For our £2,000 budget you should find a good example, but it’s likely to be at least 20 years old – so don’t expect it to be perfect. Drive one and you’ll love it, but look elsewhere if you do high miles. Frugal they ain’t.
Another Jag, and the XJ is more of a ‘true’ Jaguar than the S-Type. Our budget gets you a choice of the X300 (1994-1997) and X308 (1997-2002) models. Although they look largely the same, the former are generally considered to be more reliable.
It might be easier to find a good example of the later X308, however. Its V8 engine (the biggest change, compared to the X300’s straight-six) is a bit more temperamental than its predecessor, so make sure it’s been well looked after with full service history.
There’s a reason taxi drivers love it – the Superb offers VW Group build quality and near-Audi levels of luxury for Fabia money (on the used car market, anyway). While the 1.9-litre turbodiesel is seen as pretty bulletproof, be extra careful to look out for signs of use as a minicab.
We’d be tempted by the 2.5-litre V6 diesel – it combines frugal fuel consumption with decent performance, and it will be less likely to have been used as a cab.
The iconic, original Range Rover was well past its sell-by date, and Rover Group needed a replacement fast. Despite having 24 years to prepare, the result looked a bit like a Metrocab. The P38 model was in production for a relatively-short seven years before BMW called time.
The unloved Range Rover is a bit of a bargain, however. Sure, it might suffer from a reputation for dodgy electrics (a bit like the Titanic suffers a bit of a reputation for sinking), but when it’s working the P38 is a great car. Avoid the BMW 2.5-litre turbodiesel (it’s horrendously slow) and hunt out a V8 for the true Range Rover experience.
Our £2,000 budget will buy you a lovely second-generation A6 from a time when Audis were still relatively understated. There are lots of turbodiesels around and, while they’re known to be fairly tough, we’d go for a petrol.
While the 2.4-litre V6 isn’t exactly quick (producing 170hp and hitting 62mph in 9.3 seconds), its sound is much more in-keeping with the executive image the A6 projects. The model’s aged particularly well in our opinion, and when it was new it was rated as one of the cheapest luxury cars to run.
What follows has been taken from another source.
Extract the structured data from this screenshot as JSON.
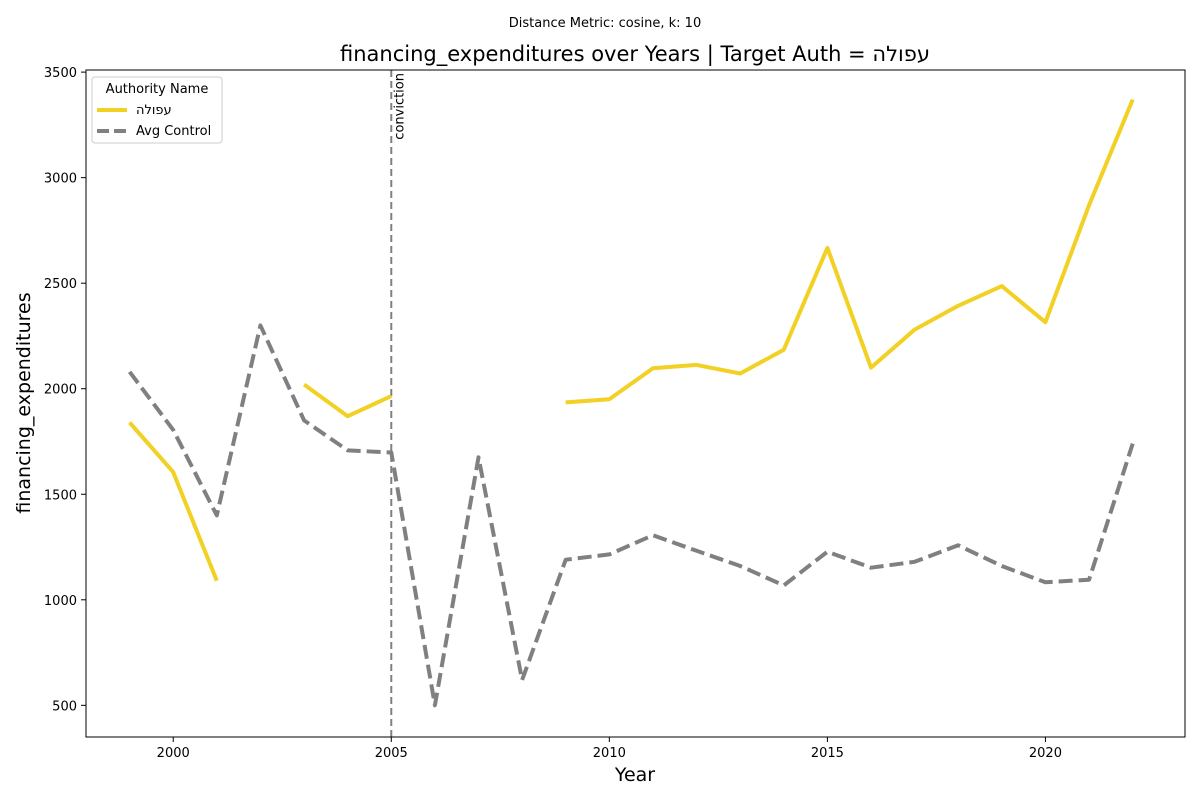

Want your £2,000 luxury car to have Porsche-baiting performance? The 9-3 HOT Aero, powered by a 2.3-litre turbo, could accelerate from 40-90mph quicker than a 911 Turbo at the time. Saab initially claimed it produced 230hp, but later admitted that this was a conservative figure – with manuals actually producing around 250hp.
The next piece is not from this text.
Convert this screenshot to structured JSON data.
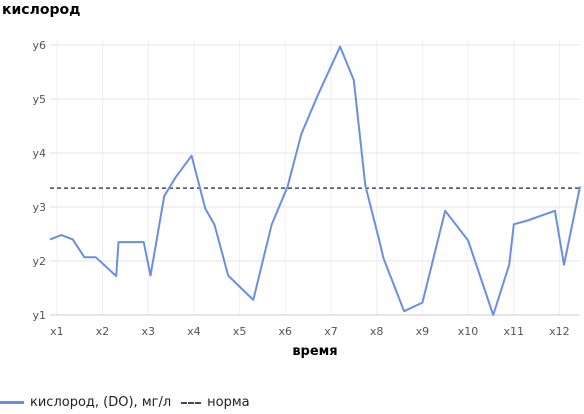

The biggest downside to the hot Saab? All that power through its front wheels meant it wasn’t the nimblest of handlers. Oh, and you better get used to people pointing out that it’s essentially a Vauxhall Vectra underneath. Still, you’ll be able to out-accelerate 911 Turbos down motorway slip roads.
BMW 5 Series
We’ll end where we started – with a BMW. The ‘E39’ BMW 5 Series is arguably the last attractive 5 Series, and it’s aged extremely well. Avoid low-spec examples – if you’re buying an E39, a 520i with a manual gearbox and cloth seats isn’t the way to do it.
Stick with the petrols (there’s a theme developing here…), and hunt out a 525i, 528i or 530i, ideally in desirable Sport trim. Don’t be put off by high miles but look out for detailed service histories and signs it’s been cared for – these are often bought cheap and maintained on a budget, which isn’t ideal.